Patient Responsibility News

Specialty Drugs Rake in High Out-of-Pocket Costs for Part D Patients

Patients could face up to $16,000 in out-of-pocket costs if they manage a serious illness and access specialty drugs.

out-of-pocket costs

Source: Thinkstock

By Sara Heath

- Medicare Part D enrollees with serious illness can expect extraordinary out-of-pocket healthcare costs as they seek drugs for their conditions, according to a recent analysis from the Kaiser Family Foundation (KFF).

“The findings come at a time when the public has expressed concern about the rising cost of prescription drugs and policymakers are considering ways to curb such spending, especially in public programs like Medicare and Medicaid,” the researchers said.

The analysis used data from the Medicare Plan Finder online tool. Using the cost calculator to look at 2019 rates for over two dozen specialty drugs, the KFF researchers were able to calculate out-of-pocket spending for patients with cancer, hepatitis C, multiple sclerosis, or rheumatoid arthritis.

For a Medicare Part D enrollee who did not qualify for low-income subsidies, out-of-pocket costs could range from $2,622 (for hepatitis C drug Zepatier) to $16,551 (for leukemia drug Idhifa). These numbers are based on a full year of use.

These patient costs stem from the cost-sharing methodologies allowed to Medicare Part D plans. Part D plans may initially charge enrollees a 25 to 33 percent coinsurance for specialty tier drugs such as those studied. Once the patient reaches the coverage gap, plans may charge 25 percent cost-sharing.

READ MORE: CMS Models Target Patient-Centered Benefits Design, Drug Costs

And when the patient reaches the catastrophic phase – set at $5,100 in drug spending for 2019 – Part D plans reduce cost-sharing to 5 percent.

“While specialty tier drugs are taken by a relatively small share of enrollees, spending on these drugs has increased over time and now accounts for over 20 percent of total Part D spending, up from about 6 to 7 percent before 2010,” the researchers said.

A considerable amount of patient spending occurs during the catastrophic phase, the researchers said. For patients taking Zepatier, 13 percent of their out-of-pocket spending happens during the catastrophic phase. For those taking Idhifa, 86 percent of their spending comes during this phase.

On average, 60 percent of patient costs come during the catastrophic phase.

Going into 2019, it may be easier for patients to reach the catastrophic phase, the researchers added. Drug prices are growing, the researchers said, meaning patients will reach the $5,100 threshold sooner.

READ MORE: Medicare Part B Drug Plan Could Raise Out-of-Pocket Patient Costs

What’s more, not all of the drugs studied were covered by Medicare Part D. Only drugs that fall into one of the six protected class categories were covered under the plan. Costs for drugs not covered by Part D ranged from $26,209 (for Zepatier) to $145,769 (for Gleevec, a leukemia medication).

There is some good news, the researchers acknowledged. The closure of the Medicare Part D “doughnut hole,” which refers to the Part D coverage gap for generic drugs, will reduce out-of-pocket spending for most beneficiaries.

However, those with serious illness who need to access these specialty drugs and who run the risk of reaching the catastrophic phase are likely to incur even higher costs.

The healthcare industry is working to address out-of-pocket drug costs. CMS has proposed reconfigurations to the Medicare Part B and Part D drug formularies. These changes would ideally give plans more negotiating power that would cut drug costs and pass savings along to patients.

Earlier this week, new legislation was introduced aimed at cutting drug costs for patients.

READ MORE: Cerner Collaboration to Drive Drug Price Transparency in the EHR

Co-sponsored by Senators Bill Cassidy, MD, (R-LA) and Mark Warner (D-VA), the Patient Affordability, Value and Efficiency Act aims to address payment models that would impact pharmaceuticals and other healthcare services.
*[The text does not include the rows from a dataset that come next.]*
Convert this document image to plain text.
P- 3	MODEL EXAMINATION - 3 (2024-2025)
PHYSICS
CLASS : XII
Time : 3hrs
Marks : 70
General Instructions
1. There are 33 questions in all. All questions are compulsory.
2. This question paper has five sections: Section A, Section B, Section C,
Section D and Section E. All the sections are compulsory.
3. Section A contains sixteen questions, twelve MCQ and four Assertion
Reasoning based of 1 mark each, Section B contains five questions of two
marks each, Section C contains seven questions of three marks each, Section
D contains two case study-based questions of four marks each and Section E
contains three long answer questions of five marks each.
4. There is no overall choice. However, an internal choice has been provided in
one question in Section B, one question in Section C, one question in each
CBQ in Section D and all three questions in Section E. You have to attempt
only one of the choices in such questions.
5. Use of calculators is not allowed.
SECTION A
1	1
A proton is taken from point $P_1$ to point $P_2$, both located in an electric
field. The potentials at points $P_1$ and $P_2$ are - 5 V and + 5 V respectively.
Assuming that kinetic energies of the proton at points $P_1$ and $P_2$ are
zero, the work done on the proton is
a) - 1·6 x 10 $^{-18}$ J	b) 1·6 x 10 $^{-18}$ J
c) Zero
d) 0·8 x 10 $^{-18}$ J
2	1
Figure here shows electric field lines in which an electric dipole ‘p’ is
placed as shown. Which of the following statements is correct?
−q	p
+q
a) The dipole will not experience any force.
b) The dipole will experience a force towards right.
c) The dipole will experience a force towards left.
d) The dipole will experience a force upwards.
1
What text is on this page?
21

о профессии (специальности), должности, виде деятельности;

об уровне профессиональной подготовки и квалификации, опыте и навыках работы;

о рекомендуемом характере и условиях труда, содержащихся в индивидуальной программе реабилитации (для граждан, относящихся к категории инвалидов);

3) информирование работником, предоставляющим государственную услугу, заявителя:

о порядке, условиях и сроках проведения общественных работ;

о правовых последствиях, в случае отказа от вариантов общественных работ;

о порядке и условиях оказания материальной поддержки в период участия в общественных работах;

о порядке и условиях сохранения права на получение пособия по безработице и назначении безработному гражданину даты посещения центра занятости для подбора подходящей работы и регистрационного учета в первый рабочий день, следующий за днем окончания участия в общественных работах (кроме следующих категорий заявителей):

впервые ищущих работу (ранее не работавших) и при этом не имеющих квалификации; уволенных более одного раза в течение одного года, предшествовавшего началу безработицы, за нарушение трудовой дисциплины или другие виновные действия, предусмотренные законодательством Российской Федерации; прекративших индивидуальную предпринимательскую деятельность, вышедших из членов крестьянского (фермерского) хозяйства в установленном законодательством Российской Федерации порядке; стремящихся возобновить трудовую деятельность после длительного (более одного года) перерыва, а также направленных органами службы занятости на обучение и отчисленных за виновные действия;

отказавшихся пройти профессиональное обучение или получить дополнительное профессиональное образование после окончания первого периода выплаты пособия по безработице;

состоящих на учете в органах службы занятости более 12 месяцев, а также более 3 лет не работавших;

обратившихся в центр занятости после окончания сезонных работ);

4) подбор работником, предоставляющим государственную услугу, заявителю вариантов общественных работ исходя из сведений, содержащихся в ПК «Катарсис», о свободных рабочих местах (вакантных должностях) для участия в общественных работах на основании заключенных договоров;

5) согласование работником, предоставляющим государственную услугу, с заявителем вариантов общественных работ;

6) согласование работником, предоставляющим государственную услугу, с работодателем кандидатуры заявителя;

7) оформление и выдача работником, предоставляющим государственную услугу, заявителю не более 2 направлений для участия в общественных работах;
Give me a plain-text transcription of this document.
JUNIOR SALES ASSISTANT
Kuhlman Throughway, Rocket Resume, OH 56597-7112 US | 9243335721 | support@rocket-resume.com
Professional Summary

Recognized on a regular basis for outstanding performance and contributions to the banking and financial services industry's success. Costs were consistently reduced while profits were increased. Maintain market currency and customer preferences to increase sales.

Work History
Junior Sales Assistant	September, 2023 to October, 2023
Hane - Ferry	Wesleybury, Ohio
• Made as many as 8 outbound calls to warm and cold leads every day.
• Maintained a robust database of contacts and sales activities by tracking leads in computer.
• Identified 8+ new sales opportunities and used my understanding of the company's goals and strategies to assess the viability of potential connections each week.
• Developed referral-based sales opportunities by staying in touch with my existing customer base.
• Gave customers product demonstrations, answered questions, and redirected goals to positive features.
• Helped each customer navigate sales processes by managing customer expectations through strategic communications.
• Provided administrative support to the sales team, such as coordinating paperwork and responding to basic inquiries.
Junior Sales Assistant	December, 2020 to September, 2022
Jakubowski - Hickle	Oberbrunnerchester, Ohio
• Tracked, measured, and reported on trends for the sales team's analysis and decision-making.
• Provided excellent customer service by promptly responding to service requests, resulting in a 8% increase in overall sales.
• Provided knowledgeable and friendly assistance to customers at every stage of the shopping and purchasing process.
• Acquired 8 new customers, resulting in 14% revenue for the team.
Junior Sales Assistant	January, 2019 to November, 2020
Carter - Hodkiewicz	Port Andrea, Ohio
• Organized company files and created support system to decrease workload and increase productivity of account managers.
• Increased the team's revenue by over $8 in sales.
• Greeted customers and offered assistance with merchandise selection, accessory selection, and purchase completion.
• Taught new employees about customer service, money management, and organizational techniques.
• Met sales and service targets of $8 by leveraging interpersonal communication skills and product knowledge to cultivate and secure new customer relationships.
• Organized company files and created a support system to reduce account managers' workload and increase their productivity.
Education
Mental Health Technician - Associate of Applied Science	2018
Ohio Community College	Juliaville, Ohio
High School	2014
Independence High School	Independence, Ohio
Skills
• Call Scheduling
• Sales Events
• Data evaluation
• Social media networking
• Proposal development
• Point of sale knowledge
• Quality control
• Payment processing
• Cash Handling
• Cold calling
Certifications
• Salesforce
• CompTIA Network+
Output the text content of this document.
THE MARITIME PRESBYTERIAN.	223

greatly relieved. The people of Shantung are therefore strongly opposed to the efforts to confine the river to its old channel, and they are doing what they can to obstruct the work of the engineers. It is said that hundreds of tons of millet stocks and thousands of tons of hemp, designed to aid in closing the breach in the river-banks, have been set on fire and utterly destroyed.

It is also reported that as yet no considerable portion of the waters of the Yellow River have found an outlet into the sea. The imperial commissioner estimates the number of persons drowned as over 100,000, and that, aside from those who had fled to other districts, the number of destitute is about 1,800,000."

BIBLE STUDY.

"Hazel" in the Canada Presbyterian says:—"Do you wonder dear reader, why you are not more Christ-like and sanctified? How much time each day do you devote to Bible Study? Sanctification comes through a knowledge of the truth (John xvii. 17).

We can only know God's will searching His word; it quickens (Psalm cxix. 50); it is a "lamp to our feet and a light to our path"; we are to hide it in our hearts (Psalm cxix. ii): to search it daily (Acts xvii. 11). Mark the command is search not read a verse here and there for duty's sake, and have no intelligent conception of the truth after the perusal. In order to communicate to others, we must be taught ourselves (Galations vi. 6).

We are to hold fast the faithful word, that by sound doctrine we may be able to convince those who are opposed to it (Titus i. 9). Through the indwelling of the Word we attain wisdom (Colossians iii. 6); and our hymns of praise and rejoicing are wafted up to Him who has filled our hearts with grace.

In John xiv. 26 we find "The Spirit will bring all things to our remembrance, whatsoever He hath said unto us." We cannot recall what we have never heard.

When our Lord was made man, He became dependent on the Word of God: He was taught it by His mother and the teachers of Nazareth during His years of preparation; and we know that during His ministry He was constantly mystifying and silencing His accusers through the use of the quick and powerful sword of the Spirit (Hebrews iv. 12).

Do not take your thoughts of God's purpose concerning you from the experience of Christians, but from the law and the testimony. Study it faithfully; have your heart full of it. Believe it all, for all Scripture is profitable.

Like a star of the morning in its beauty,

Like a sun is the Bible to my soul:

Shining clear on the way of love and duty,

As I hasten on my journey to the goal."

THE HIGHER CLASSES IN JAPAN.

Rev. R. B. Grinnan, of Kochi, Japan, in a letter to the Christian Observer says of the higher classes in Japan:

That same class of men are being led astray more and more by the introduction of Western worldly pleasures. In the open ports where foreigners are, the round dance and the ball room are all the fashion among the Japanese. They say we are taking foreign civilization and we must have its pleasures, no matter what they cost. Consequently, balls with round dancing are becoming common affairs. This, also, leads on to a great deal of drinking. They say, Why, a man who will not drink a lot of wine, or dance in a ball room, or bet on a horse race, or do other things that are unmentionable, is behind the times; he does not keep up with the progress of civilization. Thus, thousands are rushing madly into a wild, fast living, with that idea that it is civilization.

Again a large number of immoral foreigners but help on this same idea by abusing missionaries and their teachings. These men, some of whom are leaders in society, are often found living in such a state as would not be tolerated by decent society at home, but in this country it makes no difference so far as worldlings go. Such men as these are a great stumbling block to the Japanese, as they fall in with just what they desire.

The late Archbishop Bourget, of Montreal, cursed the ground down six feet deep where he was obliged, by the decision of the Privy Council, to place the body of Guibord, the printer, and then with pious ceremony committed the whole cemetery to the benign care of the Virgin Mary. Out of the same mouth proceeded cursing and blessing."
The legislation is the senators’ effort to support value-based purchasing arrangements. By making it easier for payers and providers to enter into value-based arrangements for drugs and other services, Cassidy and Warner hope to improve the healthcare marketplace and place more value on effective treatments.

“In recent years, skyrocketing prescription drug prices and health costs have made it more difficult for Americans and communities to access lifesaving care,” Senator Warner said in a statement. “That’s why I’ve teamed up with Sen. Cassidy to re-align the way Americans are charged for prescription drugs and other health care costs. With input from experts and key stakeholders, we’ll be able to ensure that pharmaceutical companies and medical device manufacturers are incentivized to develop more effective treatments at a better price.”

Cassidy echoed those sentiments, stating that driving more value-based payments will improve patient care access and care quality.

“To lower the cost of health care, we should leverage new ideas and new approaches, and I’m proud Louisiana is helping to lead the way,” said Dr. Cassidy. “We are crafting this legislation to implement innovative, market-based solutions to increase patient access to care and make medications more affordable.”